The refugees retell how Egyptian border patrol used live ammunition with shoot-to-kill intent on the unarmed refugees as they attempted to flee from Egypt into Israel.
Editorial Commentary
Imagine how left-liberals in the west (Israel included) would have reacted if it were Israelis doing the shooting. But they (i.e. left-liberals), together with the UN and the rest of a so called enlightened-world is for the most part silent to Egypt’s dictatorship, brutality and litany of human rights abuses.
Even though the status of these refugees in Israel remains unclear, the story of Israelis providing shelter for African Moslems, fleeing Arab atrocities, for the most part goes untold and unnoticed.
And in a related item from Ha'aretz:
Sudanese refugees find home with Jerusalem family
By Amiram Barkat
20/07/2007
http://www.haaretz.com/hasen/spages/884086.html
The Gal family of Jerusalem has been hosting a family of refugees from Darfur for the past week...The Sudanese, two parents and four children, have settled into the two bedrooms of the Gals' children. Amir, the son, is in summer camp and Lior has moved to her parents' bedroom.
The apartment was filled with the smell of the Egyptian broad beans the guests were cooking in the kitchen yesterday.
Helen Gal says the two families had started sharing their meals and tasting each other's cooking. "They asked me why we don't like spicy food," she says.
...
Helen admits she had fears before the guests arrived. She even advised her daughters what to do if any inappropriate action was taken against them. "I heard they had a boy of 15 and it made me nervous," she explains. But the fears soon dissipated. The guests turned out to be quiet, polite and pleasant people. The 15-year-old boy turned out to be a girl, Amal, who made friends with the Gal's elder daughter Mia, who is a few months older.
Amal was surprised to learn that Mia is still going to school and asked if she could go too if she stayed in Israel.
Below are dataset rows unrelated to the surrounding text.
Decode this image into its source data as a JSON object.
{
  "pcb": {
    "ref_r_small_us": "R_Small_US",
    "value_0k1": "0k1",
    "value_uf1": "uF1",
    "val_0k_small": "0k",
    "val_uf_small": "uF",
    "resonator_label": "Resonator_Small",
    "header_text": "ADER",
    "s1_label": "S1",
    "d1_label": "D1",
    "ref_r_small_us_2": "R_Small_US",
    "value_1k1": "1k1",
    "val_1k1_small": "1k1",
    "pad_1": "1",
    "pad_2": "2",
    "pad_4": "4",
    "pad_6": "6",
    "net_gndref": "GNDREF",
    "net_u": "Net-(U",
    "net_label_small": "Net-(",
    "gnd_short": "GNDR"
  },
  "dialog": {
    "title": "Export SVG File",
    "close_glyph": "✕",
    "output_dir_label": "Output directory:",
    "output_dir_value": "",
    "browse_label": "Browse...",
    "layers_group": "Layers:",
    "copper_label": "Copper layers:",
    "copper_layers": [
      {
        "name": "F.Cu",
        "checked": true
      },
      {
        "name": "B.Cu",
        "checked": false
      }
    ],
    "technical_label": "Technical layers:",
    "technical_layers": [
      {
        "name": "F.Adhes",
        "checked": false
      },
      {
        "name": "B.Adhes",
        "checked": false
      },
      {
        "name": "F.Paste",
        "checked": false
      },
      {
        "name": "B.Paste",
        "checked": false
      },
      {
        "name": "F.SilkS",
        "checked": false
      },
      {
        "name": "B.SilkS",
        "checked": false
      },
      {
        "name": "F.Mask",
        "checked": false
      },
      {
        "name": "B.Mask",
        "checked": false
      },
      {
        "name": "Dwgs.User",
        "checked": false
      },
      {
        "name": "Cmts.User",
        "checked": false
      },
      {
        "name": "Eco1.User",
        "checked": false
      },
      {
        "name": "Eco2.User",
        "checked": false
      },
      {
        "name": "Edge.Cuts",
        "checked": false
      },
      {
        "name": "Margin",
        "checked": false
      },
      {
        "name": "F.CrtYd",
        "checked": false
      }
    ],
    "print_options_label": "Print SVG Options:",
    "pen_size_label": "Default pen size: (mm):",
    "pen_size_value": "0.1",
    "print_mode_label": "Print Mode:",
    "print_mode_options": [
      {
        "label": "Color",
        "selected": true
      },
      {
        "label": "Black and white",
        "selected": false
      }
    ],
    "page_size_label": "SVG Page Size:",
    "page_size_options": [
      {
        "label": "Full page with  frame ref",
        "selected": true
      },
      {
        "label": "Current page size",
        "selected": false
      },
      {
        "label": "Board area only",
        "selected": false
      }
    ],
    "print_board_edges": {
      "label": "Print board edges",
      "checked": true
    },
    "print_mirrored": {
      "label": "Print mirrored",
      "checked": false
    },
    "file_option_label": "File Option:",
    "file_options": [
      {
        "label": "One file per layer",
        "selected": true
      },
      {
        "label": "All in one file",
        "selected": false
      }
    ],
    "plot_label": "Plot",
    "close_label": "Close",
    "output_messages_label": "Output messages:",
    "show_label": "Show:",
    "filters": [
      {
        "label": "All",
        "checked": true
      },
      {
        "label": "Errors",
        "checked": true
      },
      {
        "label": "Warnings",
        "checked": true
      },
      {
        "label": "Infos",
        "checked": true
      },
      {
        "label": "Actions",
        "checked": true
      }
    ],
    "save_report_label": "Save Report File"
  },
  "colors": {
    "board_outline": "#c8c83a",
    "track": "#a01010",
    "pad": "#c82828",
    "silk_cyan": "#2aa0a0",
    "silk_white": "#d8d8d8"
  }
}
Mia was surprised to discover what had caused the small scar on Amal's forehead. "She told me she had been shot in the head. I asked her how she survived and she said she was in the hospital for months," Mia says.
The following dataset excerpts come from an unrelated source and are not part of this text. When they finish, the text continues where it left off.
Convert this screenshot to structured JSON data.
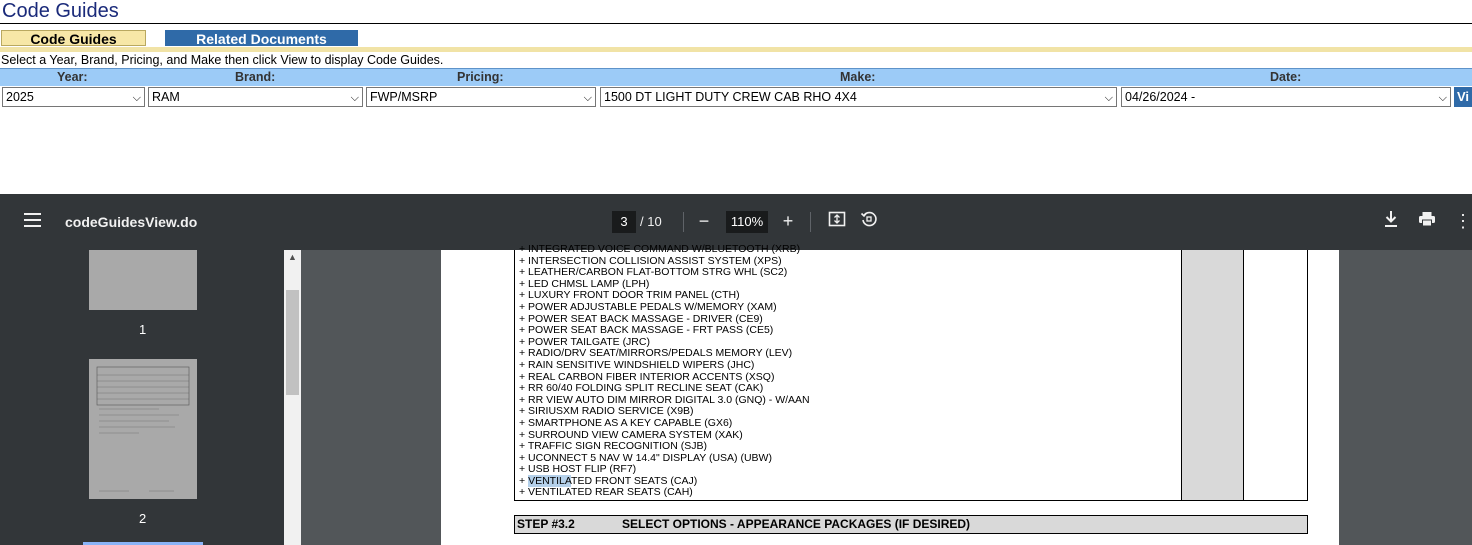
{
  "page_title": "Code Guides",
  "tabs": {
    "code_guides": "Code Guides",
    "related_documents": "Related Documents"
  },
  "instructions": "Select a Year, Brand, Pricing, and Make then click View to display Code Guides.",
  "filters": {
    "year_label": "Year:",
    "brand_label": "Brand:",
    "pricing_label": "Pricing:",
    "make_label": "Make:",
    "date_label": "Date:",
    "year_value": "2025",
    "brand_value": "RAM",
    "pricing_value": "FWP/MSRP",
    "make_value": "1500 DT LIGHT DUTY CREW CAB RHO 4X4",
    "date_value": "04/26/2024 -",
    "view_button": "Vi"
  },
  "viewer": {
    "filename": "codeGuidesView.do",
    "current_page": "3",
    "total_pages": "/ 10",
    "zoom": "110%",
    "thumbnails": [
      "1",
      "2"
    ]
  },
  "document": {
    "options": [
      "+ INTEGRATED VOICE COMMAND W/BLUETOOTH (XRB)",
      "+ INTERSECTION COLLISION ASSIST SYSTEM (XPS)",
      "+ LEATHER/CARBON FLAT-BOTTOM STRG WHL (SC2)",
      "+ LED CHMSL LAMP (LPH)",
      "+ LUXURY FRONT DOOR TRIM PANEL (CTH)",
      "+ POWER ADJUSTABLE PEDALS W/MEMORY (XAM)",
      "+ POWER SEAT BACK MASSAGE - DRIVER (CE9)",
      "+ POWER SEAT BACK MASSAGE - FRT PASS (CE5)",
      "+ POWER TAILGATE (JRC)",
      "+ RADIO/DRV SEAT/MIRRORS/PEDALS MEMORY (LEV)",
      "+ RAIN SENSITIVE WINDSHIELD WIPERS (JHC)",
      "+ REAL CARBON FIBER INTERIOR ACCENTS (XSQ)",
      "+ RR 60/40 FOLDING SPLIT RECLINE SEAT (CAK)",
      "+ RR VIEW AUTO DIM MIRROR DIGITAL 3.0 (GNQ) - W/AAN",
      "+ SIRIUSXM RADIO SERVICE (X9B)",
      "+ SMARTPHONE AS A KEY CAPABLE (GX6)",
      "+ SURROUND VIEW CAMERA SYSTEM (XAK)",
      "+ TRAFFIC SIGN RECOGNITION (SJB)",
      "+ UCONNECT 5 NAV W 14.4\" DISPLAY (USA) (UBW)",
      "+ USB HOST FLIP (RF7)"
    ],
    "highlight_prefix": "+ ",
    "highlight_word": "VENTILA",
    "highlight_rest": "TED FRONT SEATS (CAJ)",
    "last_option": "+ VENTILATED REAR SEATS (CAH)",
    "step_number": "STEP #3.2",
    "step_text": "SELECT OPTIONS - APPEARANCE PACKAGES (IF DESIRED)"
  }
}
Abdullah says Amal was shot in 2002 during an attack by the Janjaweed militias on their village. He says the militias set fire to the village and his old father, who could not run away, was burned to death. Abdullah journeyed with the injured Amal to a hospital in Khartoum and stayed with her until she recovered. But then he was warned not to return home and fled with his daughter to Egypt. The rest of the family joined them a year later.
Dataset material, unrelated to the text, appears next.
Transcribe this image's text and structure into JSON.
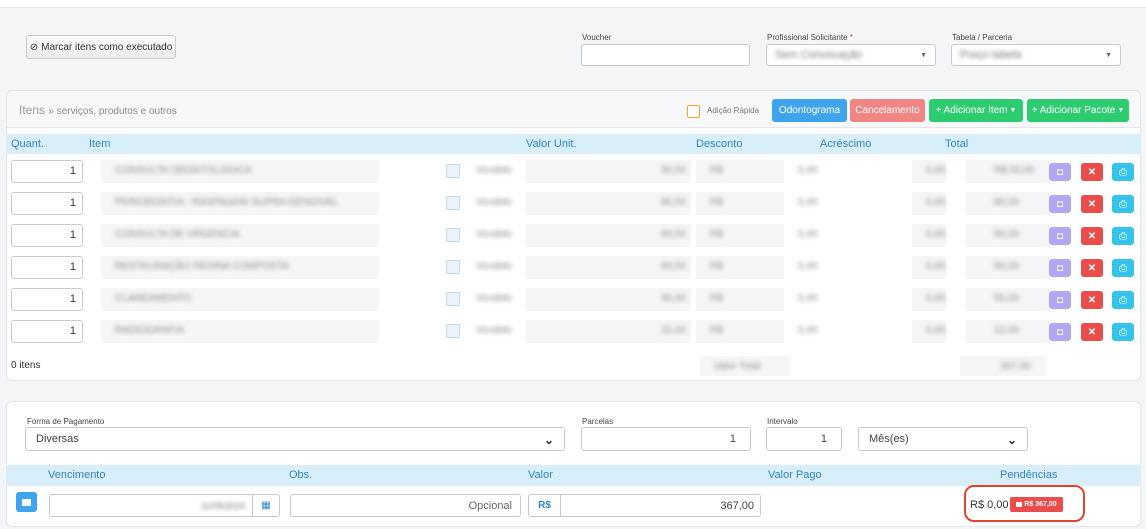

They waited with tens of thousands of other Sudanese refugees in Cairo for an immigration visa to a Western country. Life became quite comfortable once Abdullah, who speaks fluent English, found work in a computer store. But things changed drastically in December 2005 after a demonstration the refugees held outside the offices of the UN's refugee commission.
The Egyptian security forces dispersed the protest violently, killing some 30 refugees in the process, according to Amnesty International. Abdullah said that life in Cairo became intolerable. "There was a terrible fear, at any moment the police could come and put you in jail," he said.
About a month ago Abdullah contacted Bedouin smugglers who agreed to take the family to Israel for $700. Beyond the border they were caught by troops of the Israel Defense Forces who gave them water and blankets. After a short stay in a military camp they were sent to a hotel in Be'er Sheva, and from there arrived at the Wohl Rose Garden in Jerusalem.
The Gal family's full name has been withheld at the family's request. David and Abdullah are fictitious names, used on the instruction of the UN's refugee agency.